Can I represent myself in court?
In the UK an individual is entitled to represent themselves in court. This right is a necessity of a civil society as it would clearly be wrong if somebody who could not afford lawyers fees was unable to represent themselves; this would lead to the poor being unfairly prejudiced under the law.
There are, of course, a few exceptions to this rule, particularly in relation to criminal offences: you could not, for example, have an accused rapist being able to interrogate the victim in the witness box.
Nowadays there are an increasing number of people choosing to represent themselves, becoming a ‘litigant in person’. This is a result of two particular factors: the rising cost of litigation, and the government cuts to the legal aid budget.

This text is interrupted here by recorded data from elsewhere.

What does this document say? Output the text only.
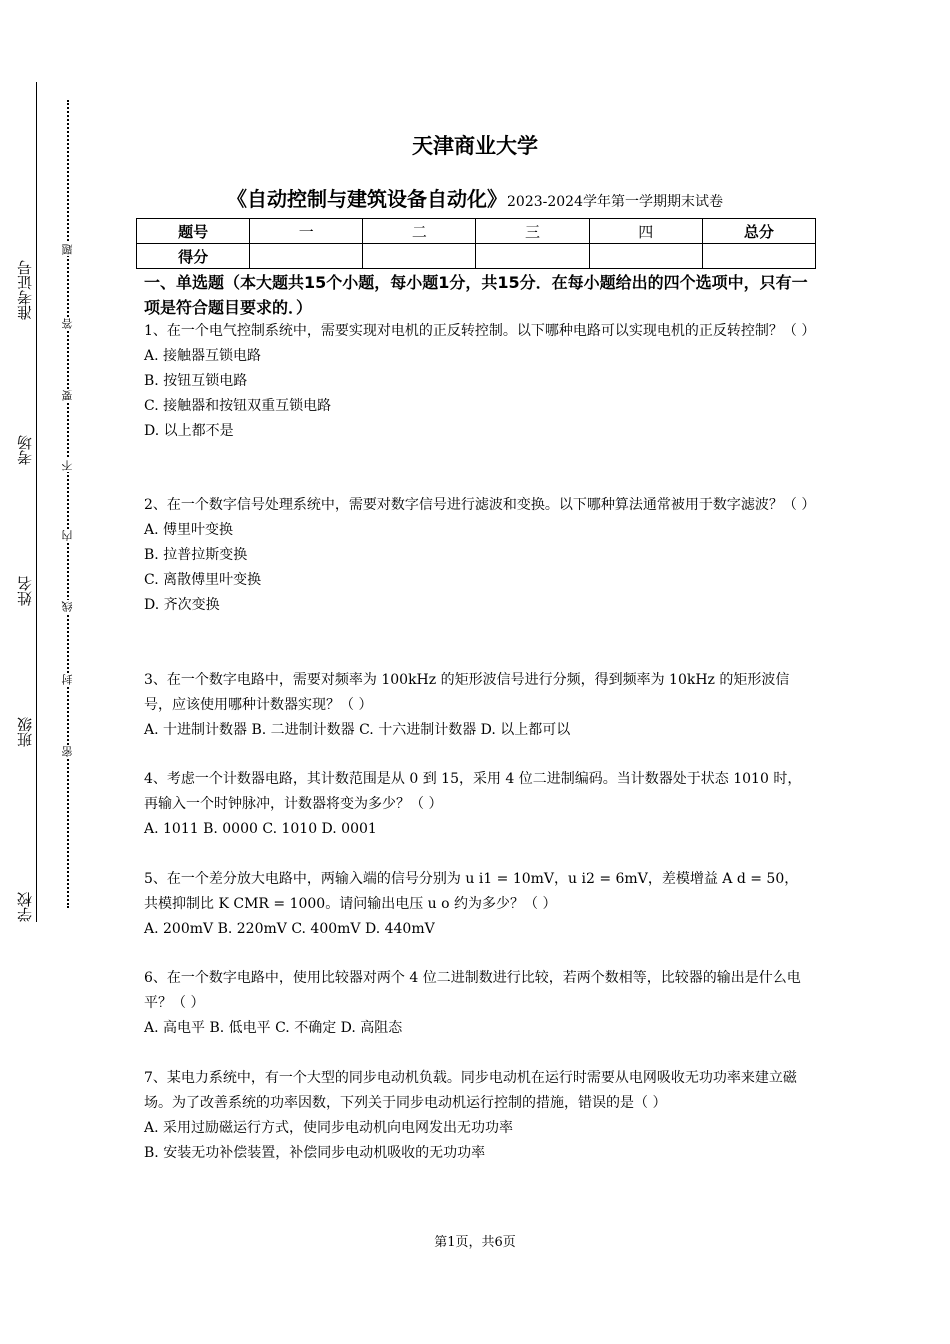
准考证号
考场
姓名
班级
学校
题
答
要
不
内
线
封
密
天津商业大学
《自动控制与建筑设备自动化》2023-2024学年第一学期期末试卷
题号	一	二	三	四	总分
得分					
一、单选题（本大题共15个小题，每小题1分，共15分．在每小题给出的四个选项中，只有一项是符合题目要求的．）

1、在一个电气控制系统中，需要实现对电机的正反转控制。以下哪种电路可以实现电机的正反转控制？（ ）

A. 接触器互锁电路
B. 按钮互锁电路
C. 接触器和按钮双重互锁电路
D. 以上都不是

2、在一个数字信号处理系统中，需要对数字信号进行滤波和变换。以下哪种算法通常被用于数字滤波？（ ）

A. 傅里叶变换
B. 拉普拉斯变换
C. 离散傅里叶变换
D. 齐次变换

3、在一个数字电路中，需要对频率为 100kHz 的矩形波信号进行分频，得到频率为 10kHz 的矩形波信号，应该使用哪种计数器实现？（ ）

A. 十进制计数器 B. 二进制计数器 C. 十六进制计数器 D. 以上都可以

4、考虑一个计数器电路，其计数范围是从 0 到 15，采用 4 位二进制编码。当计数器处于状态 1010 时，再输入一个时钟脉冲，计数器将变为多少？（ ）

A. 1011 B. 0000 C. 1010 D. 0001

5、在一个差分放大电路中，两输入端的信号分别为 u i1 = 10mV，u i2 = 6mV，差模增益 A d = 50，共模抑制比 K CMR = 1000。请问输出电压 u o 约为多少？（ ）

A. 200mV B. 220mV C. 400mV D. 440mV

6、在一个数字电路中，使用比较器对两个 4 位二进制数进行比较，若两个数相等，比较器的输出是什么电平？（ ）

A. 高电平 B. 低电平 C. 不确定 D. 高阻态

7、某电力系统中，有一个大型的同步电动机负载。同步电动机在运行时需要从电网吸收无功功率来建立磁场。为了改善系统的功率因数，下列关于同步电动机运行控制的措施，错误的是（ ）

A. 采用过励磁运行方式，使同步电动机向电网发出无功功率
B. 安装无功补偿装置，补偿同步电动机吸收的无功功率
第1页，共6页
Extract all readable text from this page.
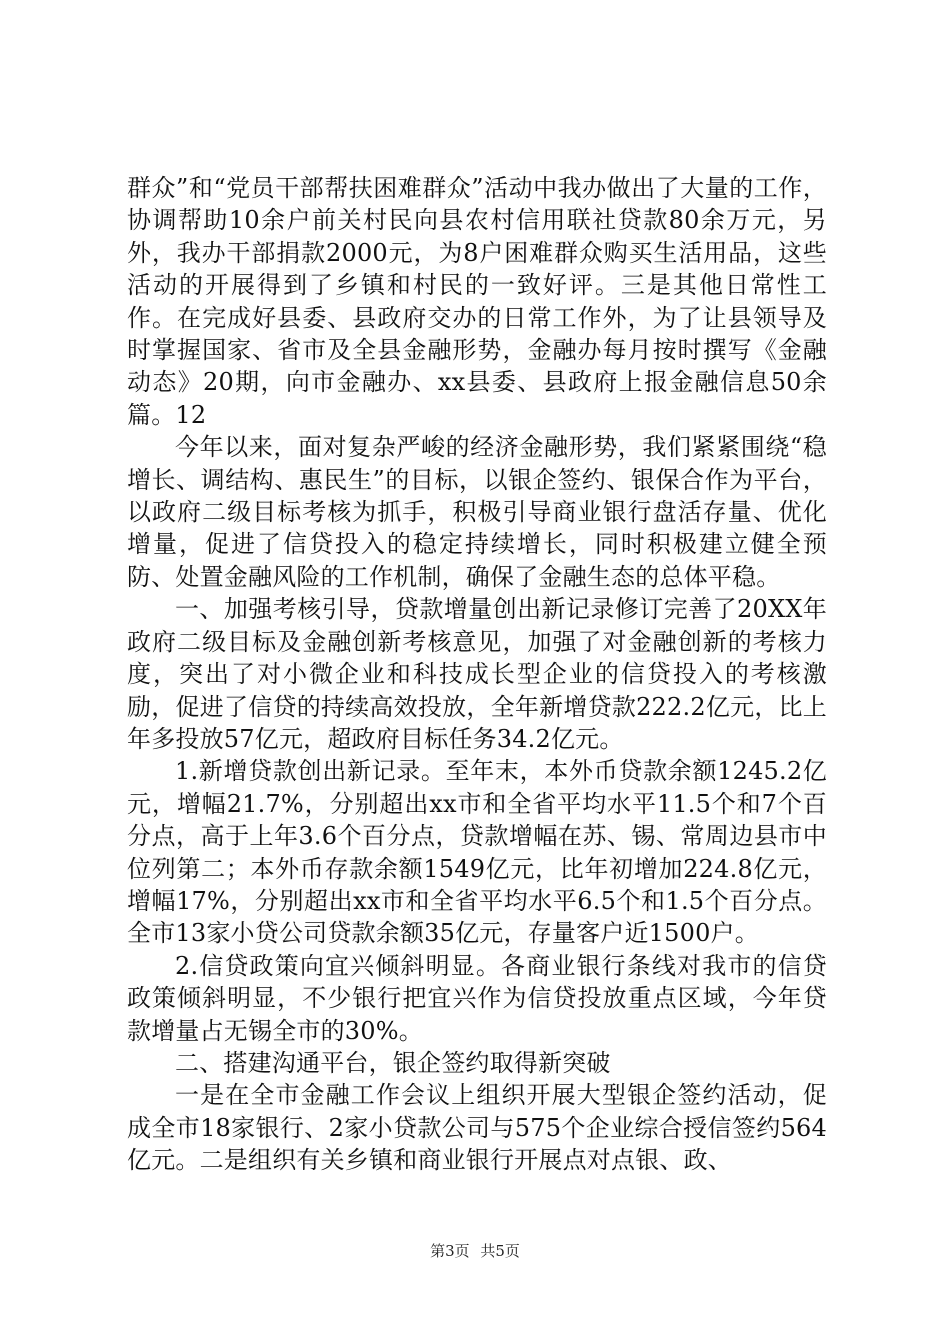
群众”和“党员干部帮扶困难群众”活动中我办做出了大量的工作，协调帮助10余户前关村民向县农村信用联社贷款80余万元，另外，我办干部捐款2000元，为8户困难群众购买生活用品，这些活动的开展得到了乡镇和村民的一致好评。三是其他日常性工作。在完成好县委、县政府交办的日常工作外，为了让县领导及时掌握国家、省市及全县金融形势，金融办每月按时撰写《金融动态》20期，向市金融办、xx县委、县政府上报金融信息50余篇。12

今年以来，面对复杂严峻的经济金融形势，我们紧紧围绕“稳增长、调结构、惠民生”的目标，以银企签约、银保合作为平台，以政府二级目标考核为抓手，积极引导商业银行盘活存量、优化增量，促进了信贷投入的稳定持续增长，同时积极建立健全预防、处置金融风险的工作机制，确保了金融生态的总体平稳。

一、加强考核引导，贷款增量创出新记录修订完善了20XX年政府二级目标及金融创新考核意见，加强了对金融创新的考核力度，突出了对小微企业和科技成长型企业的信贷投入的考核激励，促进了信贷的持续高效投放，全年新增贷款222.2亿元，比上年多投放57亿元，超政府目标任务34.2亿元。

1.新增贷款创出新记录。至年末，本外币贷款余额1245.2亿元，增幅21.7%，分别超出xx市和全省平均水平11.5个和7个百分点，高于上年3.6个百分点，贷款增幅在苏、锡、常周边县市中位列第二；本外币存款余额1549亿元，比年初增加224.8亿元，增幅17%，分别超出xx市和全省平均水平6.5个和1.5个百分点。全市13家小贷公司贷款余额35亿元，存量客户近1500户。

2.信贷政策向宜兴倾斜明显。各商业银行条线对我市的信贷政策倾斜明显，不少银行把宜兴作为信贷投放重点区域，今年贷款增量占无锡全市的30%。

二、搭建沟通平台，银企签约取得新突破

一是在全市金融工作会议上组织开展大型银企签约活动，促成全市18家银行、2家小贷款公司与575个企业综合授信签约564亿元。二是组织有关乡镇和商业银行开展点对点银、政、

第3页 共5页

Despite changes in recent years to the civil procedural rules encouraging early settlement and ways of reducing costs, bringing or indeed defending a claim is still an extremely expensive business.
Recent government spending cuts have meant that the availability of legal aid has shrunk in the past few years, although it may still be available to you in certain areas of law if you meet the criteria.
Anybody unsure if they meet the legal aid requirements should make an appointment with a legal aid solicitor.
Pros and cons of representing yourself
An individual thinking of representing themselves should consider whether it is wise to do so. In addition to the obvious fact that their knowledge of the law is likely to be limited, if the other side is represented by a solicitor, you could be at a serious disadvantage.
There are often strict procedural deadlines which must be met in order to bring or defend certain claims. If you miss a procedural deadline you are likely to face cost consequences, and could have your case dismissed.
It is always recommended that, even if you are looking to act as a litigant in person, you receive some legal advice at the start of court proceedings.
Advantages of using a solicitor
The advantage of using a solicitor is that they have an understanding of the law both in theory and in practice. A solicitor will, therefore, be able to advise on the likely outcome at trial, which may allow you to reach a compromise with the other side and save money.
A solicitor would tell you that although his fees may be expensive, in the long run it will be cost effective, because he will be able to advise on the best possible outcome and then help you achieve it.
There can be no doubt however that solicitor’s fees can be expensive, and sometimes disproportionately so. It is important, therefore, to ensure you have a clear agreement with your solicitor as to their exact instructions and charging rates.
These will normally be sent out in a client care letter, which the solicitor will send to his client. This should be read extremely carefully before signing as a solicitor will rely on this when charging you.
Some solicitors will offer fixed-fee work, or at least fixed-fee interviews at the start of the case to give you an approximate idea of where you stand. A solicitor may also agree to put a ‘ceiling figure’ on the limit he will charge. All of these options should be explored if looking to keep fees low.
However, acting in person is not simply about saving costs (if you do end up saving at all): representing yourself can be an extremely stressful situation and can also be very time consuming which may affect your work and family. All of the above should be considered before you decide to act in person.